On November 18, 1995, when Rema Devi gave birth to quintuplets – four daughters and a son – at a private hospital in Thiruvananthapuram, it was a big talking point in Kerala. As they were born on the day of ‘Uthram’ star in the Malayalam calendar, they were named by Devi and her husband Prem Kumar as Utthara, Utthama, Uthra, Uthraja and Uthrajan.
The children, who were nicknamed ‘pancharatnam’ by the local Malayalam media, grew up with their major milestones in life such as turning one, passing high school and getting voting rights chronicled assiduously by newspapers and television channels.
Saturday marked yet another milestone when three of the five children got married on the same day at the popular Guruvayur temple in Thrissur district. Devi, who’s an ardent devotee of Krishna, wanted her daughters to be wed at Guruvayur. Although all four daughters of Devi were engaged to be married on Saturday, the ceremony of one of them had to be deferred to a later date as the bridegroom faced delays in arriving from Muscat where he worked.
On Saturday, television cameras rolled as Utthara, Uthama and Uthra tied the knot with their respective bridegrooms at the temple as Devi, in a white saree, looked on. Uthraja, Uthrajan and their close family members were present on the occasion.

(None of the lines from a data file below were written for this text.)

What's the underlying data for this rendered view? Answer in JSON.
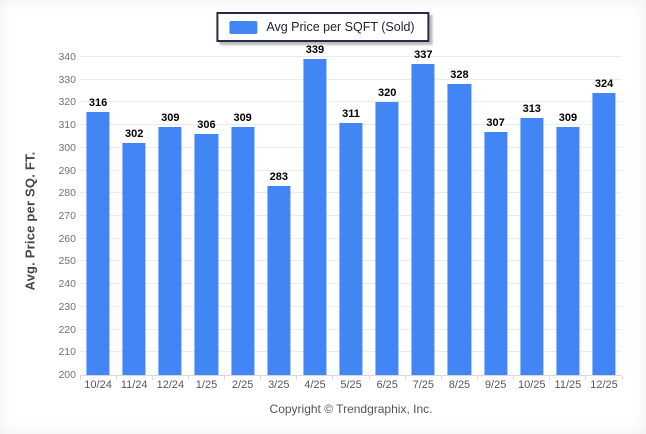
{
  "legend": {
    "label": "Avg Price per SQFT (Sold)"
  },
  "footer": {
    "copyright": "Copyright © Trendgraphix, Inc."
  },
  "colors": {
    "bar": "#4285F4",
    "gridline": "#ececec",
    "legend_border": "#262b46"
  },
  "chart_data": {
    "type": "bar",
    "title": "",
    "xlabel": "",
    "ylabel": "Avg. Price per SQ. FT.",
    "categories": [
      "10/24",
      "11/24",
      "12/24",
      "1/25",
      "2/25",
      "3/25",
      "4/25",
      "5/25",
      "6/25",
      "7/25",
      "8/25",
      "9/25",
      "10/25",
      "11/25",
      "12/25"
    ],
    "values": [
      316,
      302,
      309,
      306,
      309,
      283,
      339,
      311,
      320,
      337,
      328,
      307,
      313,
      309,
      324
    ],
    "series_name": "Avg Price per SQFT (Sold)",
    "ylim": [
      200,
      340
    ],
    "ytick_step": 10,
    "grid": "horizontal",
    "legend_position": "top-center",
    "value_labels": "above-bars"
  }
}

Uthra, a fashion designer, married Ajith Kumar, a hotel manager in Muscat. Utthara, an online journalist, was wedded to KB Mahesh Kumar, a video-journalist, while Uthama, an anesthesia technician, married G Vineeth, an accountant in Muscat.
“I’m very, very happy to see three of them getting married in front of God. My fourth daughter was also set to be married today but her bridegroom was stuck abroad. It will be held at a later date,” Devi told reporters.
Rema Devi, a native of Nannatukavu in Thiruvananthapuram district, single-handedly raised her quintuplets through their teenage and adult years after her husband died by suicide in 2005. To assist the distressed family, the state government then gave Devi a job at the district cooperative bank. The management of a private school also stepped in to support the education of all five children. Locals and well-wishers pitched in to build them a sturdy home.
The house was named ‘pancharatnam’ in homage to their extraordinary birth.